Background: Direct injection of lentivectors into the central nervous system (CNS) mostly results in localized parenchymal transgene expression. Intrathecal gene delivery into the spinal canal may produce a wider dissemination of the transgene and allow diffusion of secreted transgenic proteins throughout the cerebrospinal fluid (CSF). Herein, we analyze the distribution and expression of LacZ and SEAP transgenes following the intrathecal delivery of lentivectors into the spinal canal.

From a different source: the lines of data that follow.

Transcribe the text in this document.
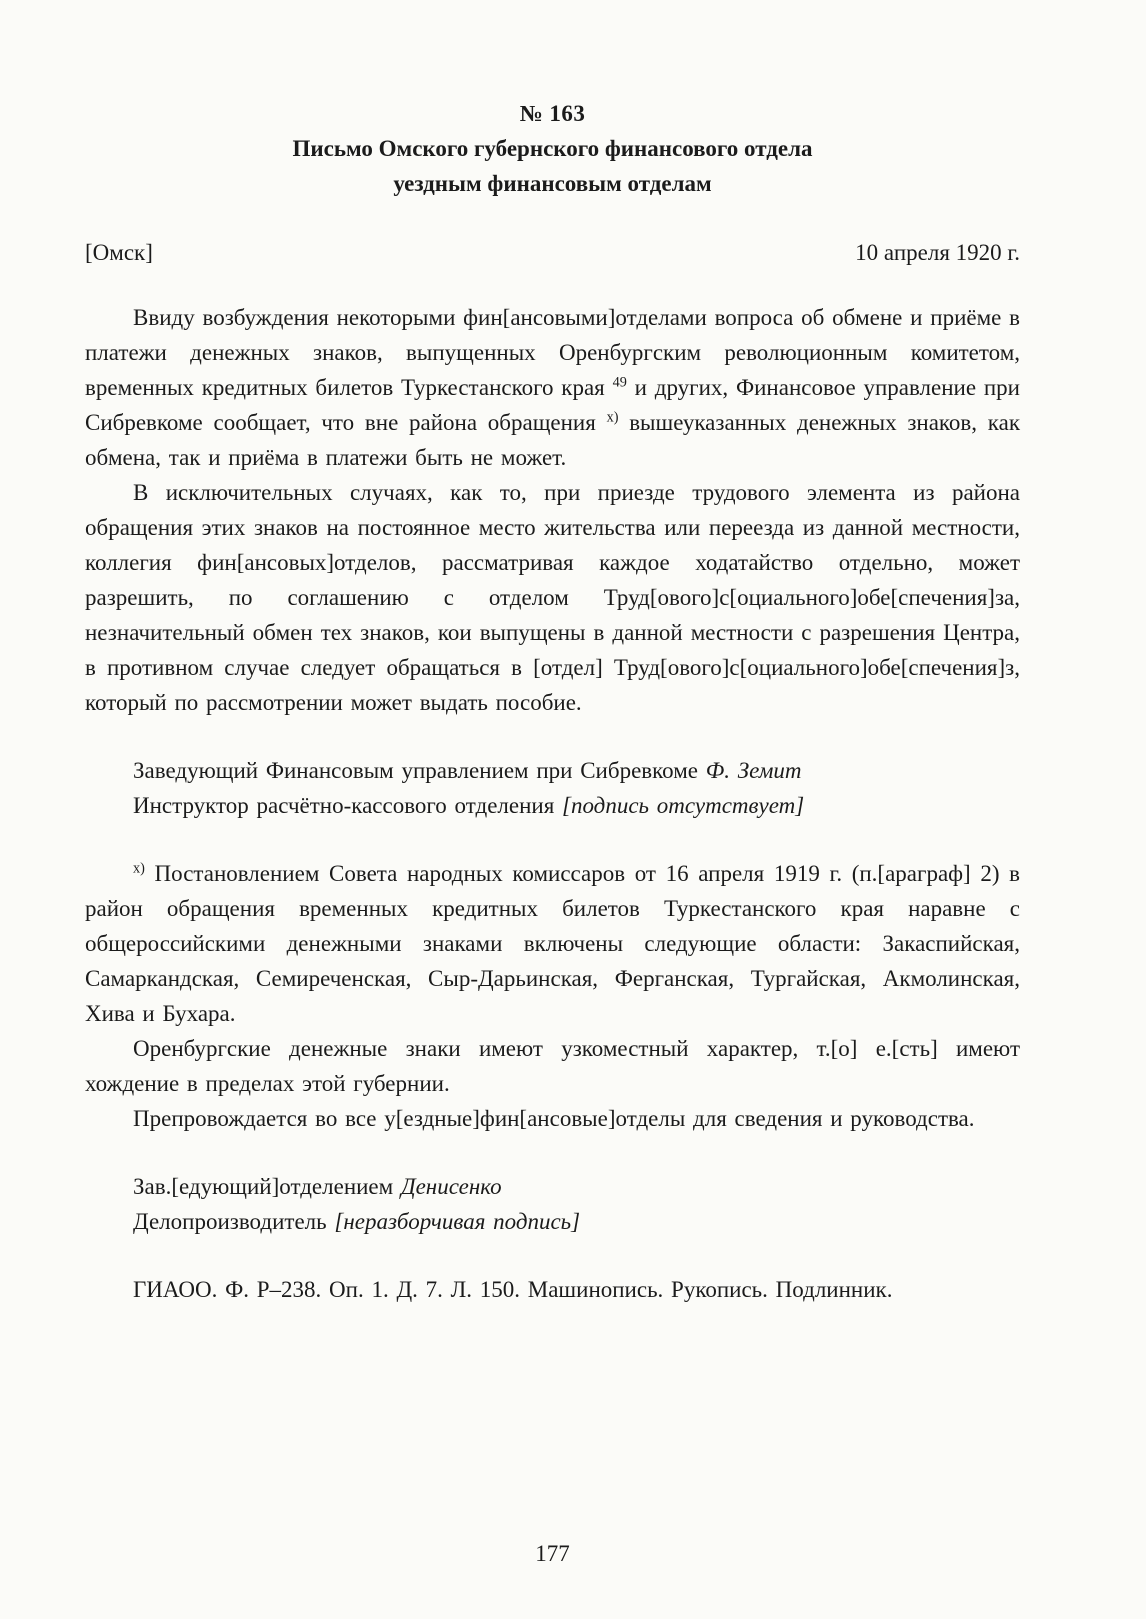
№ 163
Письмо Омского губернского финансового отдела
уездным финансовым отделам
[Омск]	10 апреля 1920 г.

Ввиду возбуждения некоторыми фин[ансовыми]отделами вопроса об обмене и приёме в платежи денежных знаков, выпущенных Оренбургским революционным комитетом, временных кредитных билетов Туркестанского края $^{49}$ и других, Финансовое управление при Сибревкоме сообщает, что вне района обращения $^{х)}$ вышеуказанных денежных знаков, как обмена, так и приёма в платежи быть не может.

В исключительных случаях, как то, при приезде трудового элемента из района обращения этих знаков на постоянное место жительства или переезда из данной местности, коллегия фин[ансовых]отделов, рассматривая каждое ходатайство отдельно, может разрешить, по соглашению с отделом Труд[ового]с[оциального]обе[спечения]за, незначительный обмен тех знаков, кои выпущены в данной местности с разрешения Центра, в противном случае следует обращаться в [отдел] Труд[ового]с[оциального]обе[спечения]з, который по рассмотрении может выдать пособие.

Заведующий Финансовым управлением при Сибревкоме Ф. Земит

Инструктор расчётно-кассового отделения [подпись отсутствует]

$^{х)}$ Постановлением Совета народных комиссаров от 16 апреля 1919 г. (п.[араграф] 2) в район обращения временных кредитных билетов Туркестанского края наравне с общероссийскими денежными знаками включены следующие области: Закаспийская, Самаркандская, Семиреченская, Сыр-Дарьинская, Ферганская, Тургайская, Акмолинская, Хива и Бухара.

Оренбургские денежные знаки имеют узкоместный характер, т.[о] е.[сть] имеют хождение в пределах этой губернии.

Препровождается во все у[ездные]фин[ансовые]отделы для сведения и руководства.

Зав.[едующий]отделением Денисенко

Делопроизводитель [неразборчивая подпись]

ГИАОО. Ф. Р–238. Оп. 1. Д. 7. Л. 150. Машинопись. Рукопись. Подлинник.

177
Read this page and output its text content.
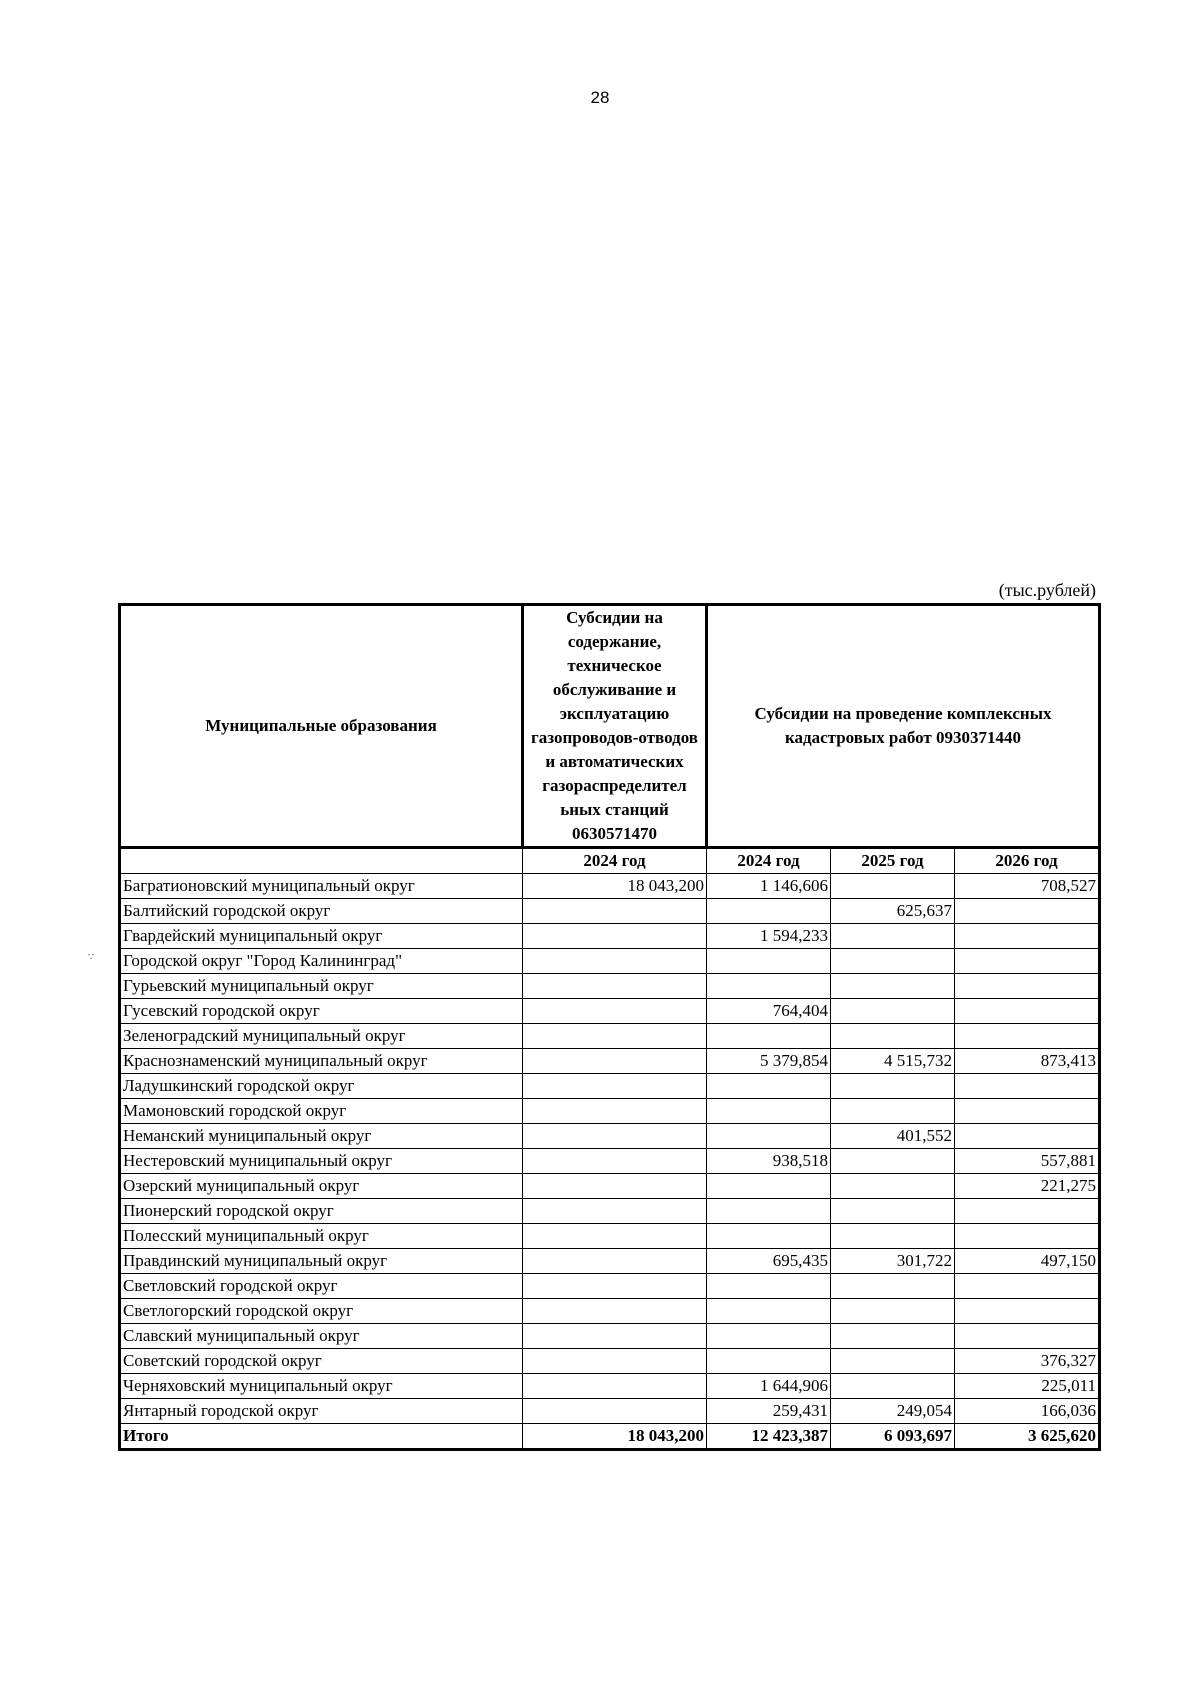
28
∵
(тыс.рублей)
Муниципальные образования	Субсидии на содержание, техническое обслуживание и эксплуатацию газопроводов-отводов и автоматических газораспределител ьных станций 0630571470	Субсидии на проведение комплексных кадастровых работ 0930371440		
	2024 год	2024 год	2025 год	2026 год
Багратионовский муниципальный округ	18 043,200	1 146,606		708,527
Балтийский городской округ			625,637	
Гвардейский муниципальный округ		1 594,233		
Городской округ "Город Калининград"				
Гурьевский муниципальный округ				
Гусевский городской округ		764,404		
Зеленоградский муниципальный округ				
Краснознаменский муниципальный округ		5 379,854	4 515,732	873,413
Ладушкинский городской округ				
Мамоновский городской округ				
Неманский муниципальный округ			401,552	
Нестеровский муниципальный округ		938,518		557,881
Озерский муниципальный округ				221,275
Пионерский городской округ				
Полесский муниципальный округ				
Правдинский муниципальный округ		695,435	301,722	497,150
Светловский городской округ				
Светлогорский городской округ				
Славский муниципальный округ				
Советский городской округ				376,327
Черняховский муниципальный округ		1 644,906		225,011
Янтарный городской округ		259,431	249,054	166,036
Итого	18 043,200	12 423,387	6 093,697	3 625,620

Methods: Four weeks after intrathecal injection into the spinal canal of newborn mice, the expression of the LacZ gene was assessed by histochemical staining and by in situ polymer chain reaction (PCR). Following the spinal infusion of a lentivector carrying the SEAP gene, levels of enzymatically active SEAP were measured in the CSF, blood serum, and in brain extracts.
Results: Intrathecal spinal canal delivery of lentivectors to newborn mice resulted in patchy, widely scattered areas of beta-gal expression mostly in the meninges. The transduction of the meningeal cells was confirmed by in situ PCR. Following the spinal infusion of a lentivector carrying the SEAP gene, sustained presence of the reporter protein was detected in the CSF, as well as in blood serum, and brain extracts.
Conclusions: These findings indicate that intrathecal injections of lentivectors can provide significant levels of transgene expression in the meninges. Unlike intracerebral injections of lentivectors, intrathecal gene delivery through the spinal canal appears to produce a wider diffusion of the transgene. This approach is less invasive and may be useful to address those neurological diseases that benefit from the ectopic expression of soluble factors impermeable to the blood-brain barrier.